10.2 audit-criteria/v1.0-beta1.views.json

one-liner:
  description: "Single-line identification of an audit policy"
  projection: >
    {
      id: id,
      name: name,
      criteria_count: length(criteria)
    }
  template: "Policy {id}: {name} ({criteria_count} criteria)"

summary:
  description: "Policy overview with targets and groups"
  projection: >
    {
      id: id,
      name: name,
      description: description,
      criteria_count: length(criteria),
      targets: targets[].{schema: schema},
      groups: groups[].{id: id, name: name, criteria_count: length(criteria_ids)}
    }
  template:
    title: "Audit Criteria: {name}"
    sections:
      - label: "ID"
        value: "{id}"
      - label: "Description"
        value: "{description}"
      - label: "Criteria count"
        value: "{criteria_count}"
      - label: "Targets"
        list: "{targets[].schema}"
        condition: exists
      - label: "Groups"
        list: "{groups[].name}"
        condition: exists

full:
  description: "Complete audit criteria with all indicators and configuration"
  projection: "@"

10.3 audit-result/v1.0-beta1.views.json

one-liner:
  description: "Single-line audit result summary"
  projection: >
    {
      id: id,
      overall_score: not_null(summary.overall_score, `0`),
      criteria_evaluated: not_null(summary.criteria_evaluated, `0`)
    }
  template: "Audit {id}: Score {overall_score} ({criteria_evaluated} criteria)"

summary:
  description: "Audit result overview with scores and references"
  projection: >
    {
      id: id,
      timestamp: timestamp,
      overall_score: not_null(summary.overall_score, `0`),
      criteria_evaluated: not_null(summary.criteria_evaluated, `0`),
      criteria_disabled: summary.criteria_disabled,
      evaluated_objects: evaluated_objects[].{schema: schema, object_id: object_id},
      policy_schema: audit_criteria.schema,
      policy_object_id: audit_criteria.object_id
    }
  template:
    title: "Audit Result: {id}"
    sections:
      - label: "Date"
        value: "{timestamp}"
      - label: "Overall Score"
        value: "{overall_score}"
      - label: "Criteria Evaluated"
        value: "{criteria_evaluated}"
      - label: "Criteria Disabled"
        value: "{criteria_disabled}"
        condition: exists
      - label: "Evaluated Objects"
        list: "{evaluated_objects[].schema}: {evaluated_objects[].object_id}"
        condition: exists
      - label: "Policy"
        value: "{policy_schema} ({policy_object_id})"
        condition: exists

full:
  description: "Complete audit result with all criteria evaluations"
  projection: "@"

for-report:
  description: "Projection optimized for compliance reporting"
  projection: >
    {
      id: id,
      timestamp: timestamp,
      overall_score: not_null(summary.overall_score, `0`),
      criteria_results: criteria_results[].{
        criterion_id: criterion_id,
        name: name,
        score: score,
        indicator_count: length(indicator_results)
      }
    }
  template:
    title: "Audit Report: {id}"
    sections:
      - label: "Date"
        value: "{timestamp}"
      - label: "Overall Score"
        value: "{overall_score}"
      - label: "Criteria Results"
        list: "{criteria_results[].name}: {criteria_results[].score} ({criteria_results[].indicator_count} indicators)"

11. Future Considerations

The following items are explicitly out of scope for v1.0 but may be addressed in future versions:

  • Computed fields: Fields derived from formulas (e.g., duration = time.end - time.start).

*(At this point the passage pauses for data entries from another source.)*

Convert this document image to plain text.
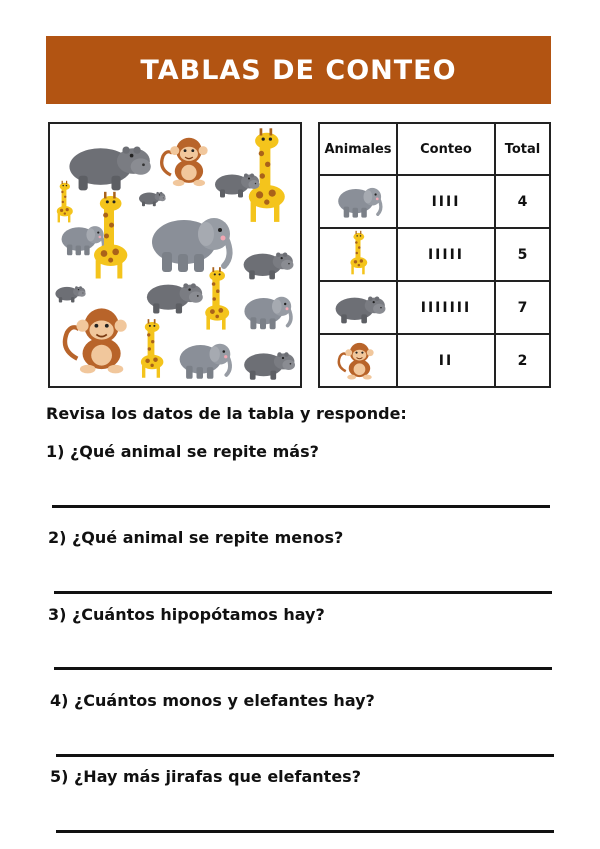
TABLAS DE CONTEO
Animales	Conteo	Total
	IIII	4
	IIIII	5
	IIIIIII	7
	II	2
Revisa los datos de la tabla y responde:
1) ¿Qué animal se repite más?
2) ¿Qué animal se repite menos?
3) ¿Cuántos hipopótamos hay?
4) ¿Cuántos monos y elefantes hay?
5) ¿Hay más jirafas que elefantes?
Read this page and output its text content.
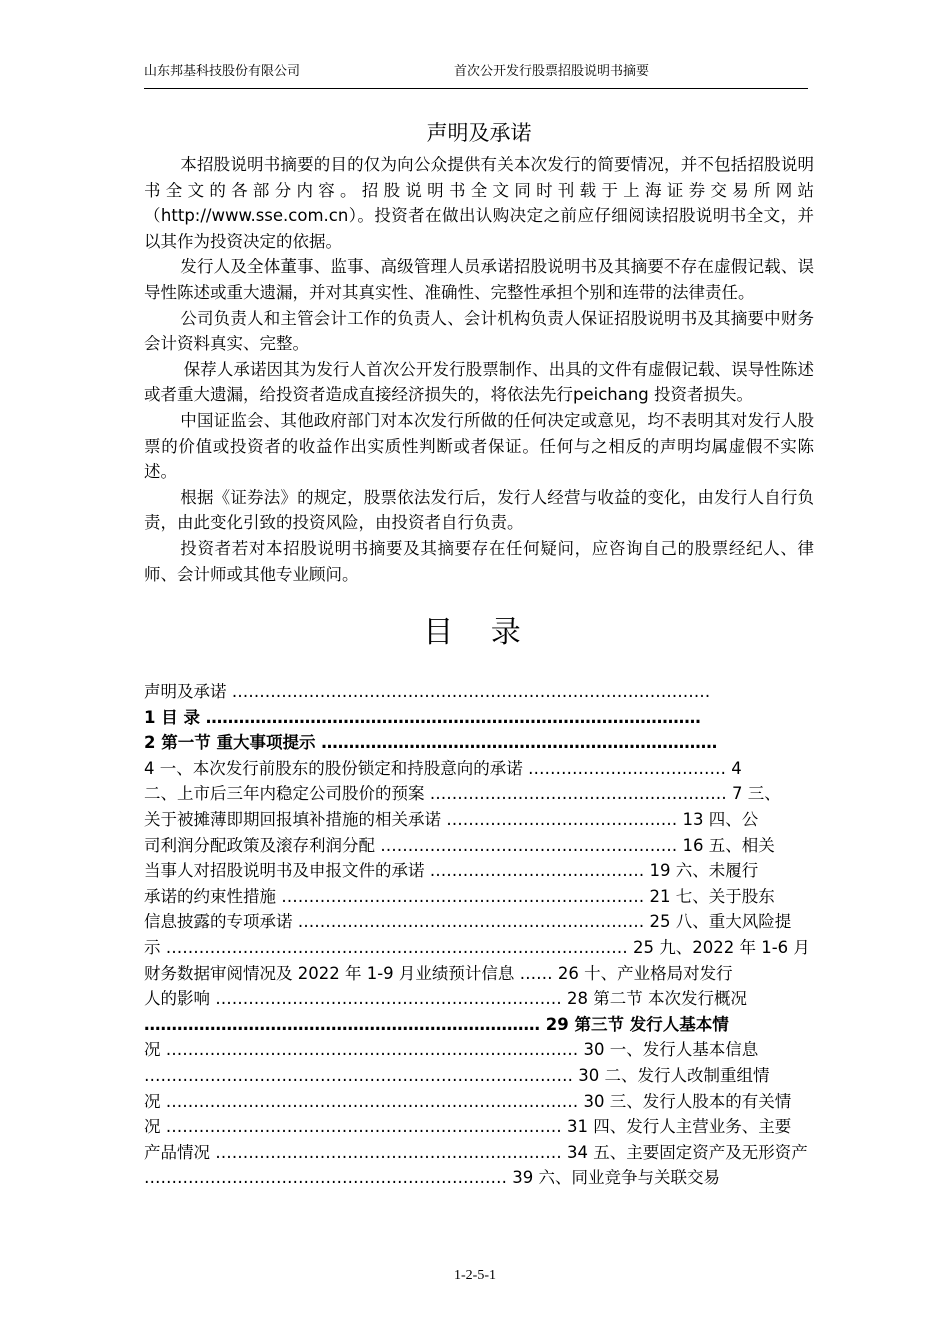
山东邦基科技股份有限公司	首次公开发行股票招股说明书摘要
声明及承诺

本招股说明书摘要的目的仅为向公众提供有关本次发行的简要情况，并不包括招股说明书全文的各部分内容。招股说明书全文同时刊载于上海证券交易所网站（http://www.sse.com.cn）。投资者在做出认购决定之前应仔细阅读招股说明书全文，并以其作为投资决定的依据。

发行人及全体董事、监事、高级管理人员承诺招股说明书及其摘要不存在虚假记载、误导性陈述或重大遗漏，并对其真实性、准确性、完整性承担个别和连带的法律责任。

公司负责人和主管会计工作的负责人、会计机构负责人保证招股说明书及其摘要中财务会计资料真实、完整。

保荐人承诺因其为发行人首次公开发行股票制作、出具的文件有虚假记载、误导性陈述或者重大遗漏，给投资者造成直接经济损失的，将依法先行peichang 投资者损失。

中国证监会、其他政府部门对本次发行所做的任何决定或意见，均不表明其对发行人股票的价值或投资者的收益作出实质性判断或者保证。任何与之相反的声明均属虚假不实陈述。

根据《证券法》的规定，股票依法发行后，发行人经营与收益的变化，由发行人自行负责，由此变化引致的投资风险，由投资者自行负责。

投资者若对本招股说明书摘要及其摘要存在任何疑问，应咨询自己的股票经纪人、律师、会计师或其他专业顾问。

目 录
声明及承诺 ……………………………………………………………………………
1 目 录 ………………………………………………………………………………
2 第一节 重大事项提示 ………………………………………………………………
4 一、本次发行前股东的股份锁定和持股意向的承诺 ……………………………… 4
二、上市后三年内稳定公司股价的预案 ……………………………………………… 7 三、
关于被摊薄即期回报填补措施的相关承诺 …………………………………… 13 四、公
司利润分配政策及滚存利润分配 ……………………………………………… 16 五、相关
当事人对招股说明书及申报文件的承诺 ………………………………… 19 六、未履行
承诺的约束性措施 ………………………………………………………… 21 七、关于股东
信息披露的专项承诺 ……………………………………………………… 25 八、重大风险提
示 ………………………………………………………………………… 25 九、2022 年 1-6 月
财务数据审阅情况及 2022 年 1-9 月业绩预计信息 …… 26 十、产业格局对发行
人的影响 ……………………………………………………… 28 第二节 本次发行概况
……………………………………………………………… 29 第三节 发行人基本情
况 ………………………………………………………………… 30 一、发行人基本信息
…………………………………………………………………… 30 二、发行人改制重组情
况 ………………………………………………………………… 30 三、发行人股本的有关情
况 ……………………………………………………………… 31 四、发行人主营业务、主要
产品情况 ……………………………………………………… 34 五、主要固定资产及无形资产
………………………………………………………… 39 六、同业竞争与关联交易
1-2-5-1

JMESPath's expression language may already support some of these.
  • Cross-schema views: Views that combine data from multiple related schema instances.
  • Localization: Templates in multiple languages.
  • View inheritance: A view extending another view with additional fields/sections.
  • Custom JMESPath functions: SDK-registered functions available in projection expressions.
  • Schema version ranges: Registry support for resolving "latest beta" or "any v1.x" instead of exact versions.